Yalnızca bu yüksek risk nedeni ile ve aslında hiçbir armatör, İstanbul Boğazı dururken, gemisini ve kendisini kanala yönlendirerek, riske etmez.
3- Montrö antlaşması riske edilmemelidir:
1550 sayfalık ÇED raporunda, yalnızca 1 satır olarak yer alan ve ileride Saros ‘dan başlayıp, Çanakkale Boğazını ‘da bypass eden 2. bir kanal imali lisana getirilmektedir. Bu da son derece dikkat cazibeli olup, bilhassa Montrö ‘nün hiçbir biçimde tartışmaya açılmaması, bunun için en ufak bir ihtimal bile olsa, dikkatli ve hassas olunması, ülkemizin ve halkımızın geleceği açısından son derece kıymetlidir.
Montrö kontratı İstanbul Boğazı, Çanakkale Boğazı ve Marmara Denizi ni kapsamakla birlikte, birinci planda Kanal İstanbul, takiben de Saros Körfez Kanalı hayata geçirildiğinde, esasen Montrö ‘ye kesin bir değil iki darbe birden vurulmuş olacaktır.
Bu durumda, Montrö Antlaşması’nın hala bize ve Karadeniz‘e hudut ülkelere sağladığı teminat başta Rusya olmak üzere ortadan kalkacak ve Türkiye gereksiz bir halde, ABD ve RUSYA çatışmasının ortasında yer alacaktır.

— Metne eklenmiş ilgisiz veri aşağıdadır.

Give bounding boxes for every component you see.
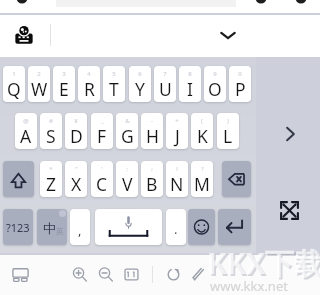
button[interactable]: 2 [28,66,50,102]
staticText: KKX下载 [207,243,320,283]
staticText: 8 [188,70,192,78]
staticText: 中 [43,220,56,236]
button[interactable]: Hide keyboard [216,23,240,47]
button[interactable]: ) [217,113,239,149]
button[interactable]: 4 [78,66,100,102]
button[interactable]: Edit [189,265,208,284]
staticText: & [125,117,130,125]
staticText: - [151,117,153,125]
staticText: W [31,77,48,101]
staticText: ' [101,165,103,173]
staticText: V [122,172,133,196]
staticText: # [49,117,53,125]
staticText: ( [201,117,203,125]
staticText: . [174,220,178,238]
staticText: 5 [112,70,116,78]
button[interactable]: Presentation mode [11,265,30,284]
button[interactable]: , [70,209,90,245]
button[interactable]: 7 [154,66,176,102]
staticText: @ [23,117,29,125]
button[interactable]: ! [166,161,188,197]
button[interactable]: _ [91,113,113,149]
staticText: R [84,77,95,101]
button[interactable]: Actual size [122,265,141,284]
staticText: KKX下载 [209,245,320,285]
button[interactable]: " [65,161,87,197]
staticText: 0 [238,70,242,78]
staticText: ?123 [6,220,30,235]
button[interactable]: Next [278,122,302,146]
staticText: G [121,124,134,148]
button[interactable]: * [40,161,62,197]
button[interactable]: 3 [53,66,75,102]
staticText: A [20,124,32,148]
staticText: F [97,124,107,148]
button[interactable]: Enter [218,209,251,245]
staticText: P [235,77,246,101]
staticText: ? [201,165,204,173]
button[interactable]: + [166,113,188,149]
button[interactable]: . [166,209,186,245]
staticText: ; [151,165,153,173]
staticText: J [175,124,180,148]
staticText: Q [7,77,21,101]
staticText: 3 [62,70,66,78]
button[interactable]: ? [191,161,213,197]
staticText: * [49,165,53,173]
staticText: I [187,77,193,101]
button[interactable]: Space [95,209,162,245]
staticText: U [159,77,172,101]
staticText: S [46,124,56,148]
button[interactable]: ( [191,113,213,149]
button[interactable]: Emoji [188,209,215,245]
button[interactable]: Switch Chinese English [37,209,67,245]
button[interactable]: Backspace [222,161,251,197]
button[interactable]: Shift [3,161,34,197]
button[interactable]: 6 [129,66,151,102]
staticText: M [194,172,210,196]
staticText: 4 [87,70,91,78]
button[interactable]: Resize keyboard [279,200,300,221]
button[interactable]: 8 [179,66,201,102]
button[interactable]: 0 [229,66,251,102]
button[interactable]: ' [91,161,113,197]
staticText: K [197,124,208,148]
staticText: O [208,77,222,101]
staticText: " [75,165,78,173]
staticText: N [170,172,184,196]
staticText: www.kkx.net [210,277,288,295]
staticText: T [109,77,119,101]
staticText: X [71,172,82,196]
staticText: ! [176,165,178,173]
staticText: B [146,172,158,196]
staticText: ¥ [74,117,78,125]
staticText: 英 [56,226,64,236]
staticText: 2 [37,70,41,78]
button[interactable]: 5 [103,66,125,102]
button[interactable]: - [141,113,163,149]
staticText: , [78,221,82,239]
button[interactable]: Symbols [3,209,33,245]
staticText: 6 [138,70,142,78]
button[interactable]: : [116,161,138,197]
staticText: 9 [213,70,217,78]
button[interactable]: 1 [3,66,25,102]
staticText: L [223,124,233,148]
button[interactable]: # [40,113,62,149]
button[interactable]: 9 [204,66,226,102]
staticText: 1 [12,70,16,78]
staticText: Y [135,77,145,101]
button[interactable]: Zoom in [70,265,89,284]
button[interactable]: @ [15,113,37,149]
button[interactable]: & [116,113,138,149]
staticText: E [59,77,69,101]
button[interactable]: Switch input language [15,26,33,44]
button[interactable]: ¥ [65,113,87,149]
staticText: + [175,117,179,125]
staticText: 7 [163,70,167,78]
staticText: C [96,172,108,196]
button[interactable]: Rotate [164,265,183,284]
staticText: : [126,165,128,173]
button[interactable]: Zoom out [96,265,115,284]
button[interactable]: ; [141,161,163,197]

Bu son derece kuvvetli ve tehlikeli bir ihtimaldir.
4- Tahlil önerisi: Kanal yerine boru sınırı tercih edilmelidir:
Tüm riskleri ortadan kaldıracak, gerçekçi bir tahlil olarak, Rusya petrolünü direkt Akdeniz’e – Ceyhan‘a taşıyacak olan yeni bir petrol boru sınırının üretimi tercih edilmelidir. Bu çizgi Novorossiysk – Ceyhan boru sınırıdır.

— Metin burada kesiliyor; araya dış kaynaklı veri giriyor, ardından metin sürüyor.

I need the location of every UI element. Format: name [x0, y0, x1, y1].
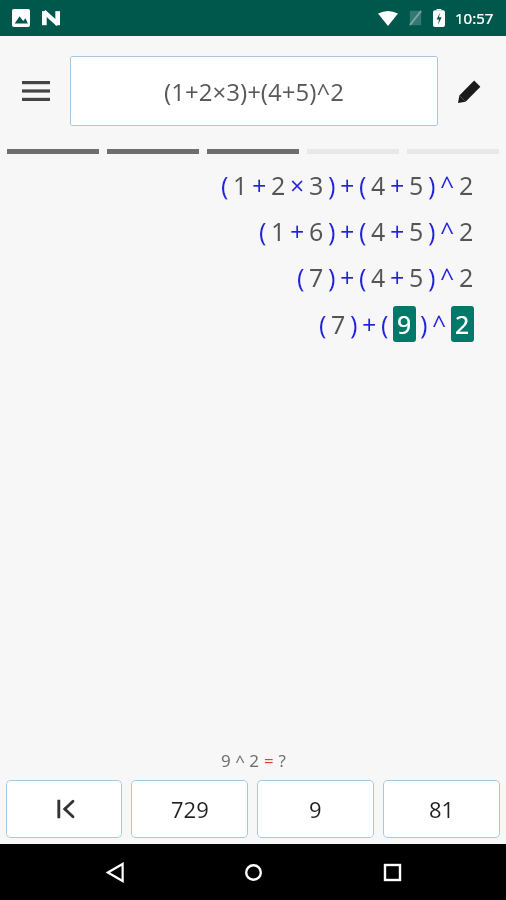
staticText: 729 — [171, 794, 209, 824]
staticText: ^ — [440, 260, 455, 294]
staticText: ( — [259, 214, 267, 248]
staticText: 7 — [331, 307, 346, 341]
staticText: 4 — [371, 214, 386, 248]
staticText: 2 — [459, 168, 474, 202]
staticText: ^ — [440, 214, 455, 248]
button[interactable]: (1+2×3)+(4+5)^2 — [70, 56, 438, 126]
staticText: + — [390, 260, 405, 294]
staticText: 4 — [371, 168, 386, 202]
button[interactable]: Edit — [444, 65, 496, 117]
staticText: ? — [274, 749, 286, 772]
button[interactable]: Menu — [10, 65, 62, 117]
staticText: + — [362, 307, 377, 341]
staticText: 9 — [309, 794, 322, 824]
staticText: ( — [297, 260, 305, 294]
staticText: + — [252, 168, 267, 202]
staticText: ( — [359, 168, 367, 202]
staticText: 7 — [309, 260, 324, 294]
staticText: ) — [428, 260, 436, 294]
staticText: ) — [328, 260, 336, 294]
staticText: 2 — [455, 307, 470, 341]
staticText: 1 — [271, 214, 286, 248]
button[interactable]: Back — [91, 848, 139, 896]
staticText: ) — [428, 168, 436, 202]
staticText: 6 — [309, 214, 324, 248]
button[interactable]: 81 — [383, 780, 500, 838]
staticText: + — [340, 214, 355, 248]
staticText: ) — [420, 307, 428, 341]
button[interactable]: Recent apps — [368, 848, 416, 896]
staticText: + — [390, 168, 405, 202]
staticText: + — [340, 168, 355, 202]
staticText: 2 — [271, 168, 286, 202]
button[interactable]: 9 — [257, 780, 374, 838]
button[interactable]: Home — [229, 848, 277, 896]
button[interactable]: Restart — [6, 780, 122, 838]
staticText: 3 — [309, 168, 324, 202]
staticText: + — [390, 214, 405, 248]
staticText: 10:57 — [455, 8, 494, 28]
staticText: + — [290, 214, 305, 248]
staticText: ( — [359, 260, 367, 294]
staticText: 5 — [409, 260, 424, 294]
staticText: 2 — [459, 260, 474, 294]
staticText: 1 — [233, 168, 248, 202]
staticText: + — [340, 260, 355, 294]
staticText: ) — [328, 168, 336, 202]
staticText: ( — [319, 307, 327, 341]
staticText: ( — [359, 214, 367, 248]
staticText: × — [290, 168, 305, 202]
staticText: ) — [350, 307, 358, 341]
staticText: = — [264, 749, 274, 772]
staticText: ( — [221, 168, 229, 202]
staticText: ) — [428, 214, 436, 248]
button[interactable]: 729 — [131, 780, 248, 838]
staticText: 5 — [409, 214, 424, 248]
staticText: (1+2×3)+(4+5)^2 — [164, 75, 344, 108]
staticText: 9 ^ 2 — [221, 749, 264, 772]
staticText: 81 — [429, 794, 455, 824]
staticText: 5 — [409, 168, 424, 202]
staticText: ^ — [440, 168, 455, 202]
staticText: ^ — [432, 307, 447, 341]
staticText: ) — [328, 214, 336, 248]
staticText: 2 — [459, 214, 474, 248]
staticText: ( — [381, 307, 389, 341]
staticText: 4 — [371, 260, 386, 294]
staticText: 9 — [397, 307, 412, 341]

Bu sınır boğazlardaki tanker trafiğini büsbütün ortadan kaldıracak, Montrö’yü tartışma yerinden, Türkiye’yi de en az 50 milyar dolarlık gereksiz bir borç yükü altına sokmaktan kurtaracak, ucuz ve akılcı bir tahlildir.
Ülkemize para kazandırması da kesin olan mantıklı bir yaklaşımdır.

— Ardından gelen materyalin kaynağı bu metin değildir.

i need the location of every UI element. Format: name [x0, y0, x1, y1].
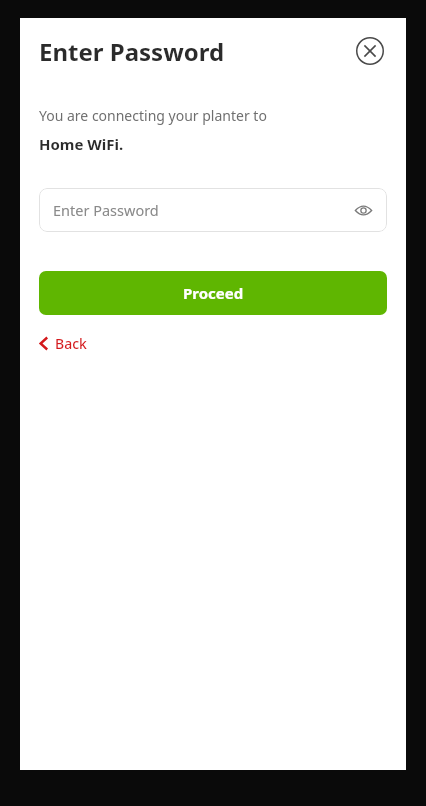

Bu gereksiz harcama, daha doğrusu borçlanma, ülkemizin ve evlatlarımızın geleceği ismine, ranta değil, tarımda ve endüstride üretime yönlendirilmelidir.
Gerekirse bu mevzu, tarafların özgür bir ortamda görüşlerini kamuoyu ile paylaşmaları sağlanarak, genel bir referanduma götürülmeli, vatandaşa bir yararı varsa, halkımızın isteği doğrultusunda gerçekleştirilmeli yahut proje çabucak iptal edilmelidir.”